While Kweskin may have been the front man, the Festival! footage makes it blazingly clear who commanded the attention of the room when the music stopped. After the band playfully gangs up on Lerner, Lyman goes on an earnest rant: “We’re trying to take our perception, our understanding of the truth and put it in a form, so you can hear it sensually, with your ears, just like a painter takes what he knows of the truth and puts it on a canvas so the people can dig it in a sensual way with their eyes. Our thing happens to be an ear-thing, that’s all.” Lyman pauses, smiles. Lerner cuts to the title card. The movie starts.

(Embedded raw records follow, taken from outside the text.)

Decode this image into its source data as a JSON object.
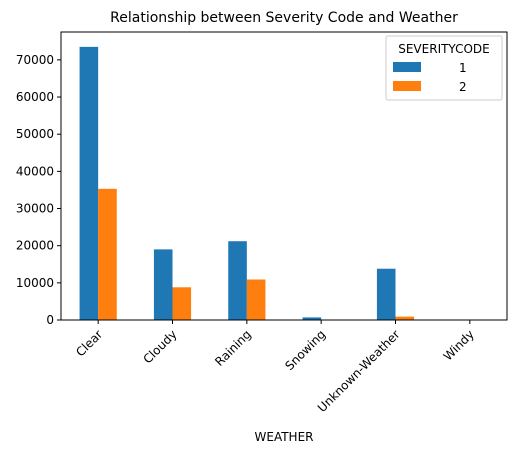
{
  "chart_data": {
    "type": "bar",
    "title": "Relationship between Severity Code and Weather",
    "xlabel": "WEATHER",
    "ylabel": "",
    "categories": [
      "Clear",
      "Cloudy",
      "Raining",
      "Snowing",
      "Unknown-Weather",
      "Windy"
    ],
    "series": [
      {
        "name": "1",
        "color": "#1f77b4",
        "values": [
          73500,
          19000,
          21200,
          700,
          13800,
          50
        ]
      },
      {
        "name": "2",
        "color": "#ff7f0e",
        "values": [
          35300,
          8800,
          10900,
          100,
          900,
          20
        ]
      }
    ],
    "ylim": [
      0,
      77500
    ],
    "yticks": [
      0,
      10000,
      20000,
      30000,
      40000,
      50000,
      60000,
      70000
    ],
    "grid": false,
    "legend": {
      "title": "SEVERITYCODE",
      "placement": "top-right"
    }
  }
}
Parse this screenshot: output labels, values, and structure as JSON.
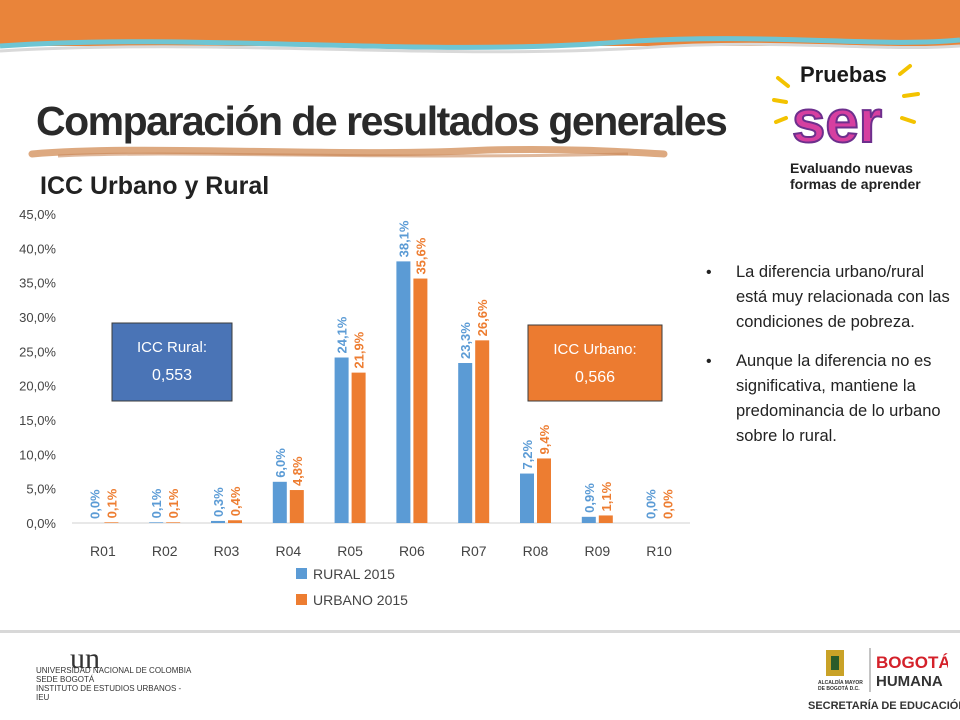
{
  "slide": {
    "title": "Comparación de resultados generales",
    "subtitle": "ICC Urbano y Rural",
    "logo_top": "Pruebas",
    "logo_main": "ser",
    "logo_tagline": "Evaluando nuevas\nformas de aprender",
    "colors": {
      "header": "#e9843a",
      "rural": "#5b9bd5",
      "urbano": "#ed7d31",
      "box_rural": "#4a74b6",
      "box_urbano": "#ec7b30"
    }
  },
  "bullets": [
    "La diferencia urbano/rural está muy relacionada con las condiciones de pobreza.",
    "Aunque la diferencia no es significativa, mantiene la predominancia de lo urbano sobre lo rural."
  ],
  "chart_data": {
    "type": "bar",
    "categories": [
      "R01",
      "R02",
      "R03",
      "R04",
      "R05",
      "R06",
      "R07",
      "R08",
      "R09",
      "R10"
    ],
    "series": [
      {
        "name": "RURAL 2015",
        "values": [
          0.0,
          0.1,
          0.3,
          6.0,
          24.1,
          38.1,
          23.3,
          7.2,
          0.9,
          0.0
        ],
        "labels": [
          "0,0%",
          "0,1%",
          "0,3%",
          "6,0%",
          "24,1%",
          "38,1%",
          "23,3%",
          "7,2%",
          "0,9%",
          "0,0%"
        ],
        "color": "#5b9bd5"
      },
      {
        "name": "URBANO 2015",
        "values": [
          0.1,
          0.1,
          0.4,
          4.8,
          21.9,
          35.6,
          26.6,
          9.4,
          1.1,
          0.0
        ],
        "labels": [
          "0,1%",
          "0,1%",
          "0,4%",
          "4,8%",
          "21,9%",
          "35,6%",
          "26,6%",
          "9,4%",
          "1,1%",
          "0,0%"
        ],
        "color": "#ed7d31"
      }
    ],
    "y_ticks": [
      "0,0%",
      "5,0%",
      "10,0%",
      "15,0%",
      "20,0%",
      "25,0%",
      "30,0%",
      "35,0%",
      "40,0%",
      "45,0%"
    ],
    "ylim": [
      0,
      45
    ],
    "grid": false,
    "legend": "bottom",
    "annotations": [
      {
        "label": "ICC Rural:",
        "value": "0,553",
        "color": "#4a74b6"
      },
      {
        "label": "ICC Urbano:",
        "value": "0,566",
        "color": "#ec7b30"
      }
    ]
  },
  "footer": {
    "unal_logo": "un",
    "unal_text": "UNIVERSIDAD NACIONAL DE COLOMBIA\nSEDE BOGOTÁ\nINSTITUTO DE ESTUDIOS URBANOS - IEU",
    "alcaldia_text": "ALCALDÍA MAYOR\nDE BOGOTÁ D.C.",
    "bogota_logo_1": "BOGOTÁ",
    "bogota_logo_2": "HUMANA",
    "secretaria": "SECRETARÍA DE EDUCACIÓN"
  }
}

A folk music virtuoso, Lyman was also present at the birth of the America psychedelic revolution. In the early sixties, he had followed his girlfriend, Judy Silver, a Kansas native, from New York City to Waltham, Massachusetts, where they lived with some of her Brandeis University friends. One town over, in Newton, professors Timothy Leary and Richard Alpert had begun expanding their Harvard Psilocybin Project—in which they administered psychoactive chemicals to graduate students on a large scale—to include off-campus, unofficial research conducted in their respective homes. Their quiet, suburban houses quickly became a test site for the prominent commune they would soon establish in Millbrook, New York. Artists, writers, and musicians crashed at Leary’s 47 Homer Street place and Alpert’s home on 23 Kenwood. The intake of psychedelics was Olympian, trading sexual partners commonplace, and the residents’ children ran around unsupervised. No one can recall exactly how Mel Lyman found his way to Richard Alpert’s house, but he soon became a fixture, grinding up morning glory seeds when the LSD ran out, and performing “This Land Is Your Land” for wide-eyed mental cosmonauts by candlelight.